The Winona Community Foundation joins in a nationwide celebration, November 12-18, 2021, to recognize the increasingly important role these philanthropic organizations play in fostering local collaboration and innovation to address persistent civic and economic challenges.

For more than a century, community foundations have served as a trusted partner and resource whose effect can be seen in the lives of millions and in the vibrant neighborhoods that continue to thrive through their mission-driven work. During this time, community foundations come together to share and reflect on the stories of impact over the past year.

“The work of community foundations’ spans beyond the practice of giving. There is a tangible impact that can be seen in the lives of those these selfless organizations serve,” said Nancy Brown, President/CEO. “We are more determined than ever to bring our community partners together to find innovative and effective solutions for some of our most challenging social problems and advance the most promising of opportunities to benefit our residents.”

Community foundations are independent, public entities that steward philanthropic resources from institutional and individual donors to local nonprofits and represent one of the fastest-growing forms of philanthropy.

From November 12 to 18, we celebrate Community Foundation Week, a time when we can share and reflect on the stories of impact over the last year. Though you may not yet know your local community foundation, you’ve likely felt its impact. With the help of our donors in 2021, we were able to accomplish:

Granting out $1 million to eligible, 501(c)3 nonprofits through Donor-Directed Grants to community causes important to them.

$154,280 awarded through Community Grants to 18 local nonprofits to move their essential work forward at this critical time.

$130,000 granted to individuals in need of support through our Emergency Assistance Fund.

The Winona Community Foundations works to find solutions for our community – but it is the collective work of community that has the most profound impact.

As we enter the giving season, millions of people from every background will be looking to give back to the communities that have supported them. They’ll also look to ensure that their heartfelt giving—however they choose to give—will have the most impact. That’s why so many of them will choose to give to a community foundation.

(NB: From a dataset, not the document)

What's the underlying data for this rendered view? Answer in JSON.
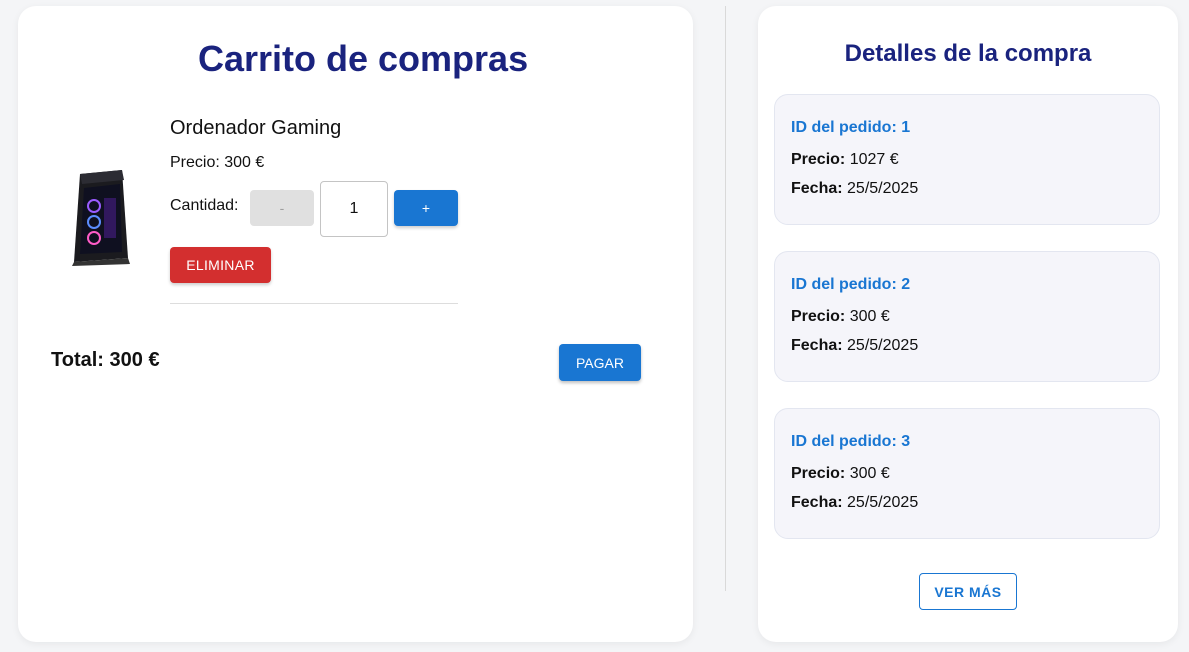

A gift to your local community foundation is an investment in the future of your community. We like to say that community foundations are “here for good.” At Winona Community Foundation we don’t think about the next election or business cycle, we think about the next generation and the next after that.

That can seem a daunting task, but it’s one that we all share. During Community Foundation Week, I hope you’ll join us in recognizing our collective impact and the difference we can make together.

More About Community Foundations

Community Foundation Week was created in 1989 by former president George H.W. Bush to recognize the work of community foundations throughout America and their collaborative approach to working with the public, private, and nonprofit sectors to address community problems.

A community foundation is a tax-exempt, independent, nonprofit organization that provides support — primarily for the needs of the geographic community or region where it is based — from funds that it maintains and administers on behalf of multiple donors. They are governed by a volunteer board of directors of community leaders and most employ professional staff.

Community Foundations are a type of hybrid nonprofit possessing the characteristics of both a public charity and a private foundation. Like a public charity, community foundations seek support from the general public, and like a private foundation, they also provide grants for charitable purposes.

The common mission of every community foundation is to enhance the quality of life in the local area. They carry out this broad mission by building permanent endowment funds as well as non-endowed funds established by local individuals, families, businesses, or charitable institutions.